研究課題
本年度は①焼成後の炭酸含有アパタイト(CA)の物性を前年度に引き続き、さらに詳細に解析、②解析する細胞種を増やし、CA上での培養細胞の応答解析、①②の結果から③動物モデルへの移植実験評価を行い、CAの骨再生能について検討、④各種骨補填材に吸着するタンパク質のスクリーニングを計画し、以下の結果を得た。① 焼成温度によって変化する残存炭酸量をFT-IRにより相対量を検討した。さらに、KBr法により絶対量の定量を行っている。② CA上での細胞培養系による評価では、ヒト骨髄由来間質細胞と同様に、脂肪組織由来幹細胞、歯髄由来幹細胞でも低温焼成のCA上でVinculin陽性焦点接着班が顕著にみられ、細胞増殖が促進された。次いで、骨芽細胞様細胞への分化について検討したところ、高温焼成CAおよび水酸化アパタイト(HA)上の細胞でp38 MAPKのリン酸化が顕著であり、ALP活性の上昇、骨芽細胞分化マーカー遺伝子のmRNA発現上昇が顕著にみられ、p38 MAPK経路の阻害剤でこれらが顕著に低下したことから、骨芽細胞様細胞への分化については、CAやHAの高い結晶性とp38 MAPK経路が関与している可能性が示された。③ 動物モデルを用いたCAの骨再生能の検討では、ラット大腿骨に骨欠損を作製し、CA他、既存の人工骨補填材を填入し、組織応答について術後7日から3か月の切片を作製し、免疫染色により解析した結果、術後21日で、骨補填材周囲に骨芽細胞の分化マーカーであるオステオカルシン陽性細胞が多数みられ、また、これらの細胞の多くがリン酸化p38 MAPK陽性であり、in vitroの実験で得た結果を支持する結果を得られた。④ 各種骨補填材に吸着するタンパク質のスクリーニングでは、CAで焼成温度の違いによる吸着タンパク質の泳動パターンに大きな変化は見られなかったが、低温焼成のCAで吸着量が増加する傾向にあった。
2: おおむね順調に進展している
CA上での培養細胞の応答解析を、異なる組織由来の未分化な細胞種についても検討し、細胞接着、増殖に次いで、骨形成に重要なステップである骨芽細胞への分化に関与するMAPK経路の同定を行い、さらに、動物モデルでの骨補填材填入実験を、タイムコースを設けて予定通り進めることができた。各種骨補填材に吸着するタンパク質についても予定通り、スクリーニングを行い、次年度の解析対象を絞ることができたため。

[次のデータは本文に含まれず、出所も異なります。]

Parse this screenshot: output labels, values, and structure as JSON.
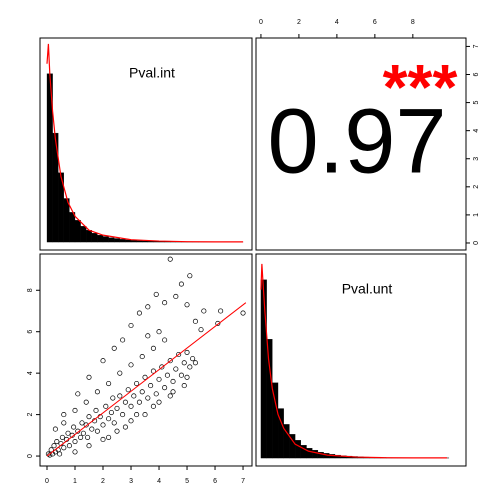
{
  "chart_data": {
    "type": "pairs",
    "variables": [
      {
        "name": "Pval.int",
        "xlim": [
          -0.25,
          7.32
        ],
        "ylim": [
          -0.25,
          7.3
        ],
        "ticks": [
          0,
          1,
          2,
          3,
          4,
          5,
          6,
          7
        ],
        "hist": {
          "bins": [
            0,
            0.2,
            0.4,
            0.6,
            0.8,
            1,
            1.2,
            1.4,
            1.6,
            1.8,
            2,
            2.2,
            2.4,
            2.6,
            2.8,
            3,
            3.2,
            3.4,
            3.6,
            3.8,
            4,
            4.2,
            4.4,
            4.6,
            4.8,
            5,
            5.2,
            5.4,
            5.6,
            5.8,
            6,
            6.2,
            6.4,
            6.6,
            6.8,
            7
          ],
          "counts": [
            0.85,
            0.55,
            0.35,
            0.22,
            0.15,
            0.11,
            0.08,
            0.06,
            0.045,
            0.035,
            0.028,
            0.022,
            0.018,
            0.014,
            0.011,
            0.009,
            0.007,
            0.006,
            0.005,
            0.004,
            0.003,
            0.003,
            0.002,
            0.002,
            0.002,
            0.001,
            0.001,
            0.001,
            0.001,
            0.001,
            0.001,
            0,
            0.001,
            0,
            0.001
          ]
        },
        "density": {
          "x": [
            0,
            0.05,
            0.1,
            0.2,
            0.3,
            0.5,
            0.75,
            1,
            1.5,
            2,
            3,
            4,
            5,
            6,
            7
          ],
          "y": [
            0.9,
            1.0,
            0.85,
            0.66,
            0.52,
            0.33,
            0.2,
            0.13,
            0.06,
            0.035,
            0.012,
            0.005,
            0.002,
            0.001,
            0.001
          ]
        }
      },
      {
        "name": "Pval.unt",
        "xlim": [
          -0.26,
          10.8
        ],
        "ylim": [
          -0.48,
          9.75
        ],
        "ticks": [
          0,
          2,
          4,
          6,
          8
        ],
        "hist": {
          "bins": [
            0,
            0.3,
            0.6,
            0.9,
            1.2,
            1.5,
            1.8,
            2.1,
            2.4,
            2.7,
            3,
            3.3,
            3.6,
            3.9,
            4.2,
            4.5,
            4.8,
            5.1,
            5.4,
            5.7,
            6,
            6.3,
            6.6,
            6.9,
            7.2,
            7.5,
            7.8,
            8.1,
            8.4,
            8.7,
            9,
            9.3,
            9.6,
            9.9
          ],
          "counts": [
            0.9,
            0.6,
            0.38,
            0.25,
            0.17,
            0.12,
            0.09,
            0.065,
            0.05,
            0.04,
            0.03,
            0.024,
            0.019,
            0.015,
            0.012,
            0.01,
            0.008,
            0.006,
            0.005,
            0.004,
            0.003,
            0.003,
            0.002,
            0.002,
            0.002,
            0.001,
            0.001,
            0.001,
            0.001,
            0.001,
            0.001,
            0.001,
            0.001
          ]
        },
        "density": {
          "x": [
            0,
            0.05,
            0.1,
            0.2,
            0.4,
            0.6,
            0.9,
            1.2,
            1.8,
            2.5,
            3.5,
            5,
            6.5,
            8,
            9.8
          ],
          "y": [
            0.85,
            0.98,
            0.9,
            0.75,
            0.5,
            0.35,
            0.22,
            0.15,
            0.07,
            0.035,
            0.015,
            0.005,
            0.002,
            0.001,
            0.001
          ]
        }
      }
    ],
    "hist_ylim": [
      -0.04,
      1.03
    ],
    "hist_color": "#000000",
    "density_color": "#ff0000",
    "correlation": 0.97,
    "significance": "***",
    "significance_color": "#ff0000",
    "scatter": {
      "points": [
        [
          0.05,
          0.1
        ],
        [
          0.1,
          0.05
        ],
        [
          0.15,
          0.3
        ],
        [
          0.2,
          0.1
        ],
        [
          0.25,
          0.5
        ],
        [
          0.3,
          0.2
        ],
        [
          0.35,
          0.7
        ],
        [
          0.4,
          0.3
        ],
        [
          0.45,
          0.1
        ],
        [
          0.5,
          0.6
        ],
        [
          0.55,
          0.9
        ],
        [
          0.6,
          0.4
        ],
        [
          0.7,
          0.8
        ],
        [
          0.75,
          1.1
        ],
        [
          0.8,
          0.5
        ],
        [
          0.9,
          1.0
        ],
        [
          0.95,
          1.4
        ],
        [
          1.0,
          0.7
        ],
        [
          1.1,
          1.2
        ],
        [
          1.2,
          0.9
        ],
        [
          1.25,
          1.6
        ],
        [
          1.3,
          1.1
        ],
        [
          1.4,
          1.5
        ],
        [
          1.45,
          0.9
        ],
        [
          1.5,
          1.9
        ],
        [
          1.6,
          1.3
        ],
        [
          1.7,
          1.7
        ],
        [
          1.75,
          2.2
        ],
        [
          1.8,
          1.2
        ],
        [
          1.9,
          1.9
        ],
        [
          2.0,
          1.5
        ],
        [
          2.1,
          2.4
        ],
        [
          2.2,
          1.8
        ],
        [
          2.3,
          2.1
        ],
        [
          2.35,
          2.8
        ],
        [
          2.4,
          1.6
        ],
        [
          2.5,
          2.3
        ],
        [
          2.6,
          2.9
        ],
        [
          2.7,
          2.0
        ],
        [
          2.8,
          2.6
        ],
        [
          2.9,
          3.2
        ],
        [
          3.0,
          2.4
        ],
        [
          3.1,
          2.9
        ],
        [
          3.2,
          3.5
        ],
        [
          3.3,
          2.6
        ],
        [
          3.4,
          3.1
        ],
        [
          3.5,
          3.8
        ],
        [
          3.6,
          2.8
        ],
        [
          3.7,
          3.4
        ],
        [
          3.8,
          4.1
        ],
        [
          3.9,
          3.0
        ],
        [
          4.0,
          3.7
        ],
        [
          4.1,
          4.3
        ],
        [
          4.2,
          3.3
        ],
        [
          4.3,
          3.9
        ],
        [
          4.4,
          4.6
        ],
        [
          4.5,
          3.6
        ],
        [
          4.6,
          4.2
        ],
        [
          4.7,
          4.9
        ],
        [
          4.8,
          3.9
        ],
        [
          4.9,
          4.5
        ],
        [
          5.0,
          5.0
        ],
        [
          5.1,
          4.3
        ],
        [
          5.2,
          4.7
        ],
        [
          0.6,
          1.6
        ],
        [
          1.0,
          2.2
        ],
        [
          1.4,
          2.6
        ],
        [
          1.8,
          3.1
        ],
        [
          2.2,
          3.5
        ],
        [
          2.6,
          4.0
        ],
        [
          3.0,
          4.4
        ],
        [
          3.4,
          4.8
        ],
        [
          3.8,
          5.2
        ],
        [
          4.2,
          5.6
        ],
        [
          4.0,
          6.0
        ],
        [
          3.6,
          5.8
        ],
        [
          2.2,
          0.9
        ],
        [
          2.8,
          1.4
        ],
        [
          3.2,
          2.0
        ],
        [
          3.8,
          2.4
        ],
        [
          4.4,
          2.9
        ],
        [
          4.9,
          3.4
        ],
        [
          4.4,
          9.5
        ],
        [
          5.1,
          8.7
        ],
        [
          4.8,
          8.3
        ],
        [
          3.9,
          7.8
        ],
        [
          4.2,
          7.4
        ],
        [
          3.6,
          7.2
        ],
        [
          3.3,
          6.9
        ],
        [
          4.6,
          7.7
        ],
        [
          3.0,
          6.3
        ],
        [
          5.0,
          7.3
        ],
        [
          5.6,
          7.0
        ],
        [
          5.3,
          6.5
        ],
        [
          6.2,
          7.0
        ],
        [
          7.0,
          6.9
        ],
        [
          5.5,
          6.1
        ],
        [
          6.1,
          6.4
        ],
        [
          2.4,
          5.2
        ],
        [
          2.7,
          5.6
        ],
        [
          2.0,
          4.6
        ],
        [
          1.5,
          3.8
        ],
        [
          1.1,
          3.0
        ],
        [
          0.6,
          2.0
        ],
        [
          0.3,
          1.3
        ],
        [
          3.5,
          2.0
        ],
        [
          4.0,
          2.6
        ],
        [
          4.5,
          3.1
        ],
        [
          5.0,
          3.8
        ],
        [
          5.3,
          4.5
        ],
        [
          3.0,
          1.7
        ],
        [
          2.5,
          1.2
        ],
        [
          2.0,
          0.8
        ],
        [
          1.5,
          0.5
        ],
        [
          1.0,
          0.2
        ]
      ]
    },
    "fit": {
      "x": [
        0,
        7.1
      ],
      "y": [
        0,
        7.4
      ],
      "color": "#ff0000"
    }
  }
}
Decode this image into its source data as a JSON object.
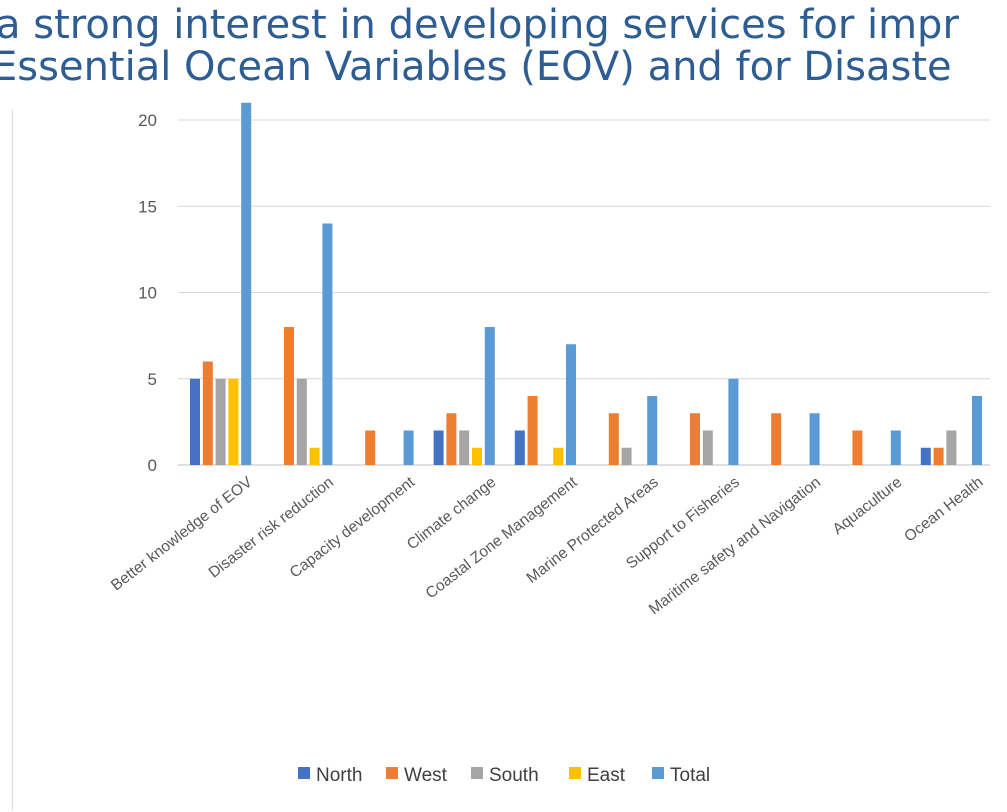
{
  "page": {
    "headline_line1": "a strong interest in developing services for impr",
    "headline_line2": "Essential Ocean Variables (EOV) and for Disaste"
  },
  "chart_data": {
    "type": "bar",
    "categories": [
      "Better knowledge of EOV",
      "Disaster risk reduction",
      "Capacity development",
      "Climate change",
      "Coastal Zone Management",
      "Marine Protected Areas",
      "Support to Fisheries",
      "Maritime safety and Navigation",
      "Aquaculture",
      "Ocean Health"
    ],
    "series": [
      {
        "name": "North",
        "color": "#4472c4",
        "values": [
          5,
          0,
          0,
          2,
          2,
          0,
          0,
          0,
          0,
          1
        ]
      },
      {
        "name": "West",
        "color": "#ed7d31",
        "values": [
          6,
          8,
          2,
          3,
          4,
          3,
          3,
          3,
          2,
          1
        ]
      },
      {
        "name": "South",
        "color": "#a5a5a5",
        "values": [
          5,
          5,
          0,
          2,
          0,
          1,
          2,
          0,
          0,
          2
        ]
      },
      {
        "name": "East",
        "color": "#ffc000",
        "values": [
          5,
          1,
          0,
          1,
          1,
          0,
          0,
          0,
          0,
          0
        ]
      },
      {
        "name": "Total",
        "color": "#5b9bd5",
        "values": [
          21,
          14,
          2,
          8,
          7,
          4,
          5,
          3,
          2,
          4
        ]
      }
    ],
    "yticks": [
      0,
      5,
      10,
      15,
      20
    ],
    "ylim": [
      0,
      20
    ],
    "grid": true,
    "legend_position": "bottom"
  }
}
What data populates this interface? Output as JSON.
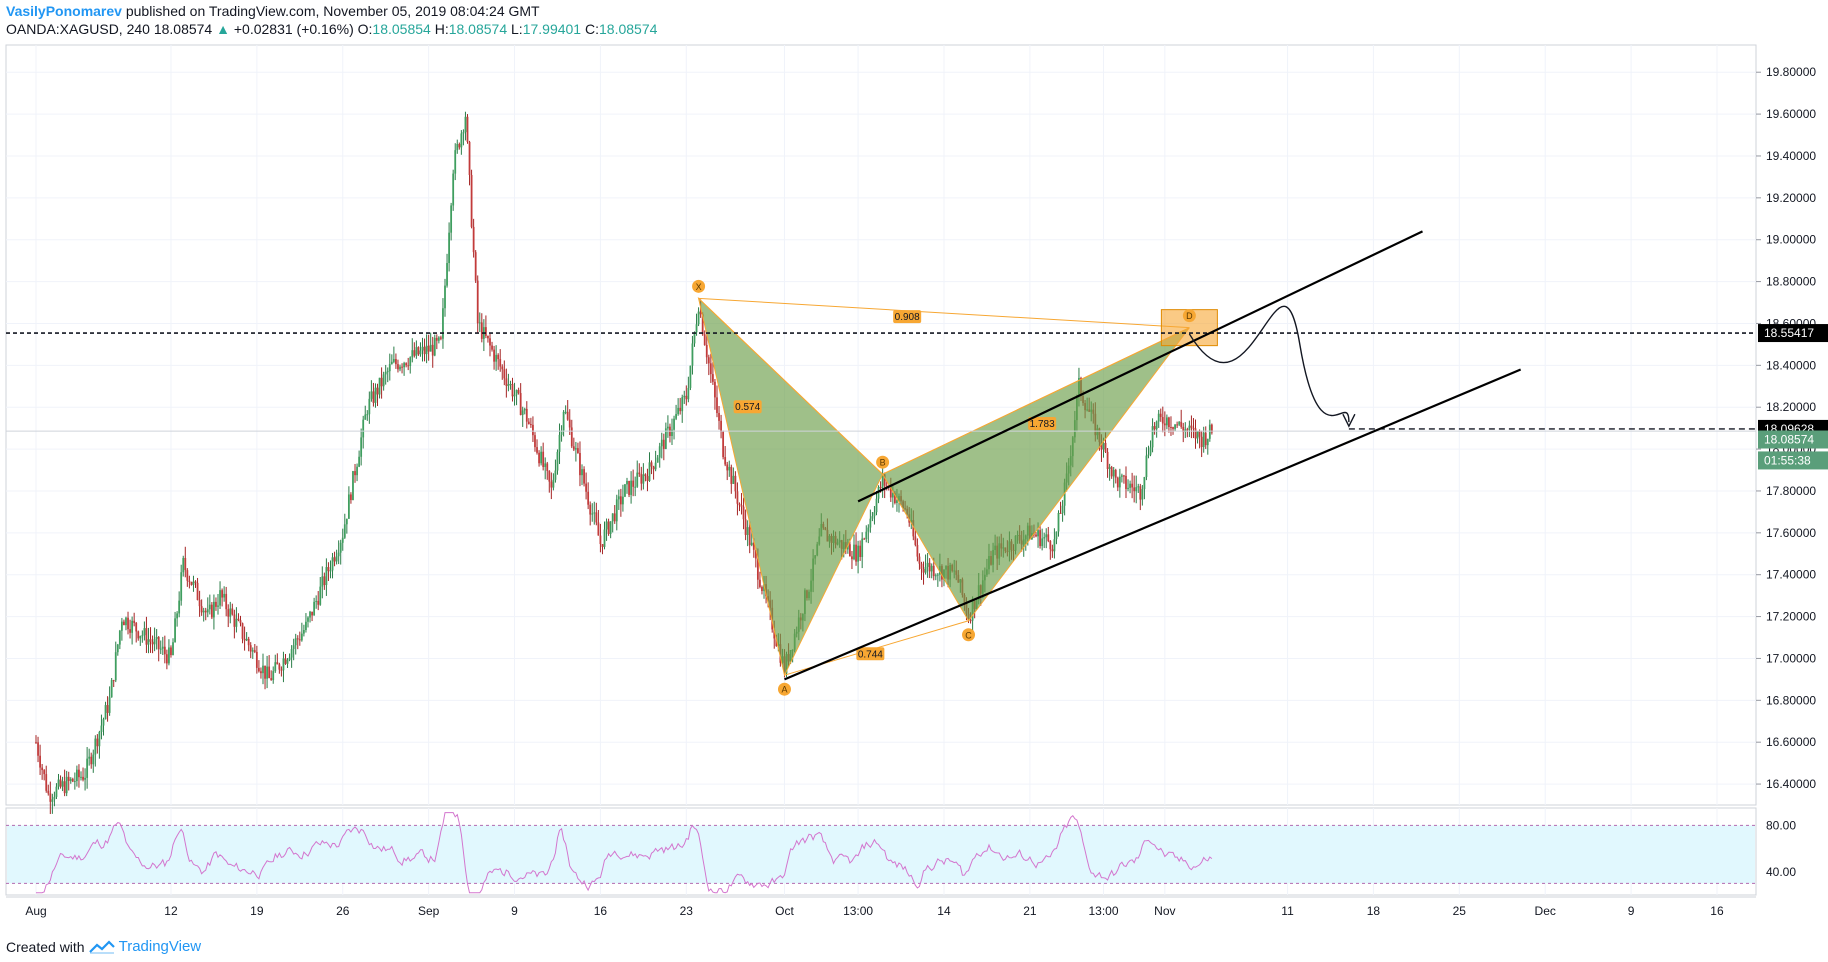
{
  "header": {
    "author": "VasilyPonomarev",
    "published": "published on TradingView.com, November 05, 2019 08:04:24 GMT",
    "symbol": "OANDA:XAGUSD, 240",
    "last": "18.08574",
    "change": "+0.02831 (+0.16%)",
    "ohlc": [
      {
        "label": "O:",
        "value": "18.05854"
      },
      {
        "label": "H:",
        "value": "18.08574"
      },
      {
        "label": "L:",
        "value": "17.99401"
      },
      {
        "label": "C:",
        "value": "18.08574"
      }
    ]
  },
  "footer": {
    "created_with": "Created with",
    "brand": "TradingView"
  },
  "colors": {
    "bull": "#26a69a",
    "bear": "#ef5350",
    "pattern_fill": "#6b9e49",
    "pattern_line": "#f7a733",
    "rsi": "#d376ce",
    "rsi_band": "#e1f8fe"
  },
  "chart_data": {
    "type": "candlestick",
    "ylim": [
      16.3,
      19.93
    ],
    "y_ticks": [
      "19.80000",
      "19.60000",
      "19.40000",
      "19.20000",
      "19.00000",
      "18.80000",
      "18.60000",
      "18.40000",
      "18.20000",
      "18.00000",
      "17.80000",
      "17.60000",
      "17.40000",
      "17.20000",
      "17.00000",
      "16.80000",
      "16.60000",
      "16.40000"
    ],
    "x_labels": [
      "Aug",
      "12",
      "19",
      "26",
      "Sep",
      "9",
      "16",
      "23",
      "Oct",
      "13:00",
      "14",
      "21",
      "13:00",
      "Nov",
      "11",
      "18",
      "25",
      "Dec",
      "9",
      "16"
    ],
    "price_path": [
      [
        "Aug 1",
        16.6
      ],
      [
        "Aug 2",
        16.35
      ],
      [
        "Aug 5",
        16.45
      ],
      [
        "Aug 7",
        16.8
      ],
      [
        "Aug 8",
        17.2
      ],
      [
        "Aug 12",
        17.0
      ],
      [
        "Aug 13",
        17.45
      ],
      [
        "Aug 15",
        17.2
      ],
      [
        "Aug 16",
        17.3
      ],
      [
        "Aug 20",
        16.9
      ],
      [
        "Aug 23",
        17.15
      ],
      [
        "Aug 26",
        17.6
      ],
      [
        "Aug 28",
        18.2
      ],
      [
        "Aug 30",
        18.4
      ],
      [
        "Sep 3",
        18.5
      ],
      [
        "Sep 4",
        19.35
      ],
      [
        "Sep 5",
        19.6
      ],
      [
        "Sep 6",
        18.6
      ],
      [
        "Sep 10",
        18.15
      ],
      [
        "Sep 12",
        17.8
      ],
      [
        "Sep 13",
        18.2
      ],
      [
        "Sep 16",
        17.55
      ],
      [
        "Sep 18",
        17.8
      ],
      [
        "Sep 20",
        17.9
      ],
      [
        "Sep 23",
        18.25
      ],
      [
        "Sep 24",
        18.7
      ],
      [
        "Sep 26",
        18.0
      ],
      [
        "Sep 28",
        17.6
      ],
      [
        "Oct 1",
        16.95
      ],
      [
        "Oct 3",
        17.35
      ],
      [
        "Oct 4",
        17.6
      ],
      [
        "Oct 7",
        17.5
      ],
      [
        "Oct 9",
        17.85
      ],
      [
        "Oct 11",
        17.7
      ],
      [
        "Oct 12",
        17.45
      ],
      [
        "Oct 15",
        17.4
      ],
      [
        "Oct 16",
        17.2
      ],
      [
        "Oct 18",
        17.5
      ],
      [
        "Oct 21",
        17.6
      ],
      [
        "Oct 23",
        17.55
      ],
      [
        "Oct 24",
        17.85
      ],
      [
        "Oct 25",
        18.3
      ],
      [
        "Oct 28",
        17.85
      ],
      [
        "Oct 30",
        17.8
      ],
      [
        "Oct 31",
        18.1
      ],
      [
        "Nov 1",
        18.15
      ],
      [
        "Nov 4",
        18.05
      ],
      [
        "Nov 5",
        18.09
      ]
    ],
    "levels": [
      {
        "name": "resistance",
        "value": 18.55417,
        "label": "18.55417"
      },
      {
        "name": "target",
        "value": 18.09628,
        "label": "18.09628"
      },
      {
        "name": "last-price",
        "value": 18.08574,
        "label": "18.08574"
      }
    ],
    "countdown": "01:55:38",
    "harmonic_pattern": {
      "points": [
        {
          "label": "X",
          "date": "Sep 24",
          "price": 18.72
        },
        {
          "label": "A",
          "date": "Oct 1",
          "price": 16.92
        },
        {
          "label": "B",
          "date": "Oct 9",
          "price": 17.88
        },
        {
          "label": "C",
          "date": "Oct 16",
          "price": 17.18
        },
        {
          "label": "D",
          "date": "Nov 3",
          "price": 18.58
        }
      ],
      "ratios": [
        {
          "value": "0.574",
          "between": "XB",
          "at": [
            "Sep 28",
            18.2
          ]
        },
        {
          "value": "0.744",
          "between": "AC",
          "at": [
            "Oct 8",
            17.02
          ]
        },
        {
          "value": "1.783",
          "between": "BD",
          "at": [
            "Oct 22",
            18.12
          ]
        },
        {
          "value": "0.908",
          "between": "XD",
          "at": [
            "Oct 11",
            18.63
          ]
        }
      ]
    },
    "channel": {
      "lower": [
        [
          "Oct 1",
          16.9
        ],
        [
          "Nov 30",
          18.38
        ]
      ],
      "upper": [
        [
          "Oct 7",
          17.75
        ],
        [
          "Nov 22",
          19.04
        ]
      ]
    },
    "projection_arrow": [
      [
        "Nov 3",
        18.55
      ],
      [
        "Nov 8",
        18.35
      ],
      [
        "Nov 12",
        18.5
      ],
      [
        "Nov 16",
        18.1
      ]
    ],
    "rsi": {
      "ylim": [
        20,
        95
      ],
      "levels": [
        80,
        30
      ],
      "ticks": [
        "80.00",
        "40.00"
      ]
    }
  }
}
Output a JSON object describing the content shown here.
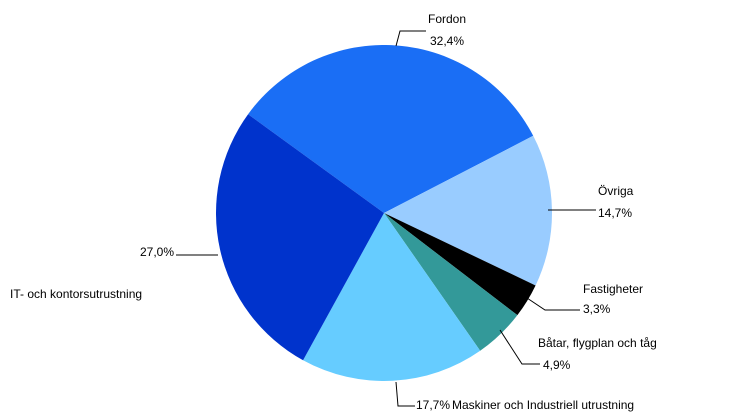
{
  "chart_data": {
    "type": "pie",
    "categories": [
      "Fordon",
      "Övriga",
      "Fastigheter",
      "Båtar, flygplan och tåg",
      "Maskiner och Industriell utrustning",
      "IT- och kontorsutrustning"
    ],
    "values": [
      32.4,
      14.7,
      3.3,
      4.9,
      17.7,
      27.0
    ],
    "value_labels": [
      "32,4%",
      "14,7%",
      "3,3%",
      "4,9%",
      "17,7%",
      "27,0%"
    ],
    "colors": [
      "#1a6ef5",
      "#99ccff",
      "#000000",
      "#339999",
      "#66ccff",
      "#0033cc"
    ]
  }
}
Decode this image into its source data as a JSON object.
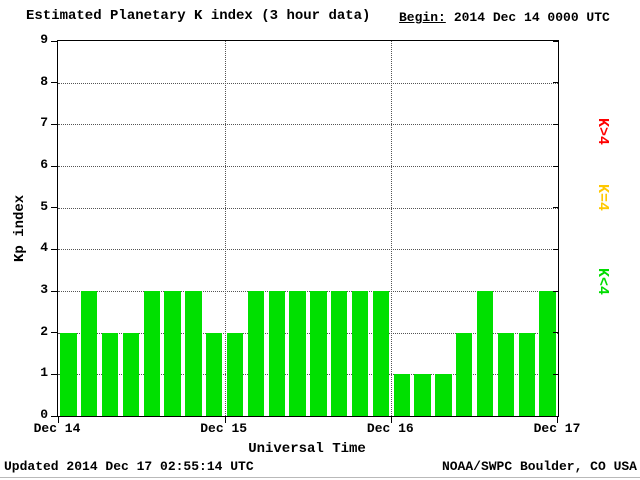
{
  "title": "Estimated Planetary K index (3 hour data)",
  "begin": {
    "label": "Begin:",
    "value": "2014 Dec 14 0000 UTC"
  },
  "footer": {
    "updated": "Updated 2014 Dec 17 02:55:14 UTC",
    "source": "NOAA/SWPC Boulder, CO USA"
  },
  "chart_data": {
    "type": "bar",
    "title": "Estimated Planetary K index (3 hour data)",
    "xlabel": "Universal Time",
    "ylabel": "Kp index",
    "ylim": [
      0,
      9
    ],
    "yticks": [
      0,
      1,
      2,
      3,
      4,
      5,
      6,
      7,
      8,
      9
    ],
    "xticks": [
      "Dec 14",
      "Dec 15",
      "Dec 16",
      "Dec 17"
    ],
    "bars_per_day": 8,
    "interval_hours": 3,
    "bar_color": "#00e000",
    "grid": "dotted horizontal at each Kp integer, dotted vertical at day boundaries",
    "values": [
      2,
      3,
      2,
      2,
      3,
      3,
      3,
      2,
      2,
      3,
      3,
      3,
      3,
      3,
      3,
      3,
      1,
      1,
      1,
      2,
      3,
      2,
      2,
      3
    ],
    "legend": [
      {
        "label": "K>4",
        "color": "#ff0000"
      },
      {
        "label": "K=4",
        "color": "#ffc800"
      },
      {
        "label": "K<4",
        "color": "#00dd00"
      }
    ]
  }
}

本年度の結果をふまえ、CAの有用性についてさらに解析を進めるために当初の計画通り以下のように研究を進める。(1)引き続きCAの焼成条件および物性と、CA上の培養細胞の動態の関係を様々な細胞種で行う。(2)填入後7日、21日、3か月、6か月、1年と、タイムコースをとった動物モデルを作製して、骨再生における経時的な組織応答を解析する。(3)インテグリンシグナルおよびMAPK経路の賦活化に、CAに吸着する培地中の血清成分が関与すると推測されるため、各種骨補填材を血清中に浸漬し、吸着したタンパク質の電気泳動を行い、特異的な吸着性を示すタンパク質について検討する。以上の計画を遂行して得たデータを論文にまとめる。